I have always wondered when it would happen. Although my mom and my aunts are satisfied with their jobs, I’m pretty sure it wasn’t what they dreamed of doing or being. I’m sure when they were younger, they had dreams and aspirations of what they wanted to achieve with their lives. Personally, I think they’ve all achieved amazing milestones, each of them raising children through varies adversities in life, buying homes, maintaining relationships, etc. My focus here is more on career/professional dreams rather than personal or familial.
When I was in second grade, I remember an assignment (which I’m sure we all had at some point) where you had to draw yourself as what you wanted to be someday. I drew myself in a camouflage uniform (my uncle was a marine). I can still picture that drawing. Needless to say, that dream only lasted as long as it took me to realize that I would never be able to run a block without losing my breath.
Then I moved on to becoming a teacher. I think this one lasted all the way through highschool. I was fascinated by chemistry and biology, but I never thought I would be able to effectively explain these concepts to a classroom full of children. So I left that one aside. I’m glad I did this because once I reached college and met people that were actually pursing science degrees, I knew I would have never made it!

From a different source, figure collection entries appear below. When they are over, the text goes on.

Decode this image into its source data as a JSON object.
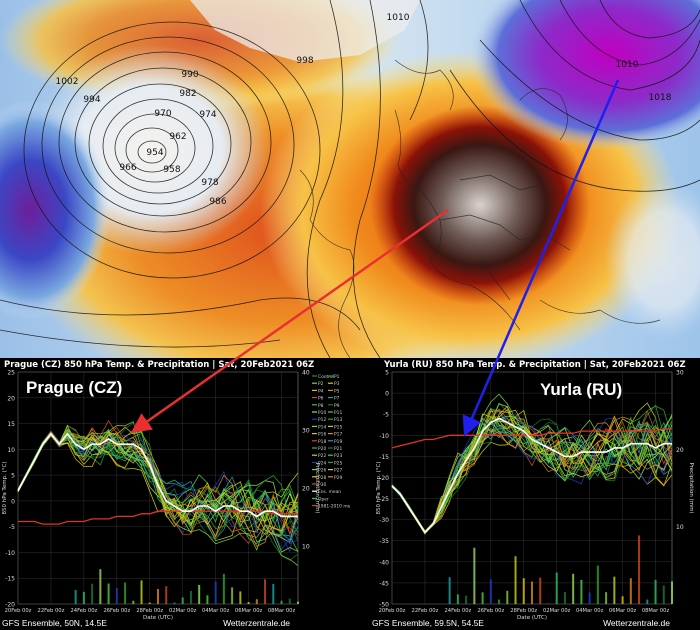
{
  "map": {
    "isobar_labels": [
      "990",
      "982",
      "974",
      "970",
      "962",
      "954",
      "958",
      "966",
      "978",
      "986",
      "994",
      "1002",
      "998",
      "1010",
      "1010",
      "1018"
    ]
  },
  "colors": {
    "control": "#2d8f2d",
    "members": [
      "#1e3cc8",
      "#2aa82a",
      "#7fd13b",
      "#c7d61a",
      "#e8c300",
      "#e08a1a",
      "#d44a1a",
      "#19a6a6",
      "#30c060",
      "#1a7a3a",
      "#9adf5a",
      "#4bd04b"
    ],
    "mean": "#ffffff",
    "climate": "#e0332a",
    "arrow_prague": "#e83030",
    "arrow_yurla": "#2020ee"
  },
  "panels": [
    {
      "key": "prague",
      "title": "Prague  (CZ)  850 hPa Temp. & Precipitation | Sat, 20Feb2021 06Z",
      "name": "Prague (CZ)",
      "footer_left": "GFS Ensemble, 50N, 14.5E",
      "footer_right": "Wetterzentrale.de",
      "legend": [
        "Control",
        "P1",
        "P2",
        "P3",
        "P4",
        "P5",
        "P6",
        "P7",
        "P8",
        "P9",
        "P10",
        "P11",
        "P12",
        "P13",
        "P14",
        "P15",
        "P16",
        "P17",
        "P18",
        "P19",
        "P20",
        "P21",
        "P22",
        "P23",
        "P24",
        "P25",
        "P26",
        "P27",
        "P28",
        "P29",
        "P30",
        "Ens. mean",
        "Oper",
        "1981-2010 mean"
      ]
    },
    {
      "key": "yurla",
      "title": "Yurla  (RU)  850 hPa Temp. & Precipitation | Sat, 20Feb2021 06Z",
      "name": "Yurla (RU)",
      "footer_left": "GFS Ensemble, 59.5N, 54.5E",
      "footer_right": "Wetterzentrale.de",
      "legend": []
    }
  ],
  "chart_data": [
    {
      "type": "line",
      "title": "Prague  (CZ)  850 hPa Temp. & Precipitation | Sat, 20Feb2021 06Z",
      "xlabel": "Date (UTC)",
      "ylabel": "850 hPa Temp. (°C)",
      "y2label": "Precipitation (mm)",
      "x_ticks": [
        "20Feb 00z",
        "22Feb 00z",
        "24Feb 00z",
        "26Feb 00z",
        "28Feb 00z",
        "02Mar 00z",
        "04Mar 00z",
        "06Mar 00z",
        "08Mar 00z"
      ],
      "ylim": [
        -20,
        25
      ],
      "y_ticks": [
        25,
        20,
        15,
        10,
        5,
        0,
        -5,
        -10,
        -15,
        -20
      ],
      "y2lim": [
        0,
        40
      ],
      "y2_ticks": [
        40,
        30,
        20,
        10
      ],
      "x_days": [
        0,
        0.5,
        1,
        1.5,
        2,
        2.5,
        3,
        3.5,
        4,
        4.5,
        5,
        5.5,
        6,
        6.5,
        7,
        7.5,
        8,
        8.5,
        9,
        9.5,
        10,
        10.5,
        11,
        11.5,
        12,
        12.5,
        13,
        13.5,
        14,
        14.5,
        15,
        15.5,
        16,
        16.5,
        17
      ],
      "series": [
        {
          "name": "Ens. mean",
          "values": [
            2,
            5,
            8,
            11,
            13,
            11,
            13,
            11,
            10,
            11,
            11,
            12,
            11,
            11,
            11,
            10,
            7,
            3,
            0,
            -1,
            -2,
            -2,
            -1,
            -1,
            -2,
            -1,
            -1,
            -2,
            -2,
            -3,
            -2,
            -2,
            -3,
            -3,
            -3
          ]
        },
        {
          "name": "1981-2010 mean",
          "values": [
            -4,
            -4,
            -4,
            -4.5,
            -4.5,
            -4.5,
            -4,
            -4,
            -4,
            -3.5,
            -3.5,
            -3.5,
            -3,
            -3,
            -3,
            -2.5,
            -2.5,
            -2,
            -2,
            -2,
            -2,
            -2,
            -2,
            -2,
            -2,
            -2,
            -2,
            -2,
            -2,
            -2,
            -2,
            -2.5,
            -2.5,
            -2.5,
            -2.5
          ]
        }
      ]
    },
    {
      "type": "line",
      "title": "Yurla  (RU)  850 hPa Temp. & Precipitation | Sat, 20Feb2021 06Z",
      "xlabel": "Date (UTC)",
      "ylabel": "850 hPa Temp. (°C)",
      "y2label": "Precipitation (mm)",
      "x_ticks": [
        "20Feb 00z",
        "22Feb 00z",
        "24Feb 00z",
        "26Feb 00z",
        "28Feb 00z",
        "02Mar 00z",
        "04Mar 00z",
        "06Mar 00z",
        "08Mar 00z"
      ],
      "ylim": [
        -50,
        5
      ],
      "y_ticks": [
        5,
        0,
        -5,
        -10,
        -15,
        -20,
        -25,
        -30,
        -35,
        -40,
        -45,
        -50
      ],
      "y2lim": [
        0,
        30
      ],
      "y2_ticks": [
        30,
        20,
        10
      ],
      "x_days": [
        0,
        0.5,
        1,
        1.5,
        2,
        2.5,
        3,
        3.5,
        4,
        4.5,
        5,
        5.5,
        6,
        6.5,
        7,
        7.5,
        8,
        8.5,
        9,
        9.5,
        10,
        10.5,
        11,
        11.5,
        12,
        12.5,
        13,
        13.5,
        14,
        14.5,
        15,
        15.5,
        16,
        16.5,
        17
      ],
      "series": [
        {
          "name": "Ens. mean",
          "values": [
            -22,
            -24,
            -27,
            -30,
            -33,
            -31,
            -27,
            -23,
            -19,
            -16,
            -13,
            -9,
            -7,
            -6,
            -7,
            -8,
            -9,
            -11,
            -12,
            -13,
            -14,
            -15,
            -15,
            -14,
            -14,
            -14,
            -14,
            -13,
            -13,
            -12,
            -12,
            -12,
            -13,
            -12,
            -12
          ]
        },
        {
          "name": "1981-2010 mean",
          "values": [
            -13,
            -12.5,
            -12,
            -11.5,
            -11,
            -11,
            -10.5,
            -10,
            -10,
            -10,
            -10,
            -10,
            -10,
            -10,
            -10,
            -10,
            -10,
            -10,
            -10,
            -9.5,
            -9.5,
            -9.5,
            -9.5,
            -9,
            -9,
            -9,
            -9,
            -9,
            -9,
            -9,
            -9,
            -9,
            -9,
            -8.5,
            -8.5
          ]
        }
      ]
    }
  ]
}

From high school on, I was fascinated with diplomacy and international relations, and international non profit organizations (focused on human rights and democracy). That one has stuck around for some time now.
My question when I see folks who are older than me is: what was it like when they each realized they weren’t going to get exactly where they wanted to go? I’m assuming we each have a time in our lives where we start realizing that the realities of life get in the way of the ideals you wanted to pursue, and you start to adjust to those new realities.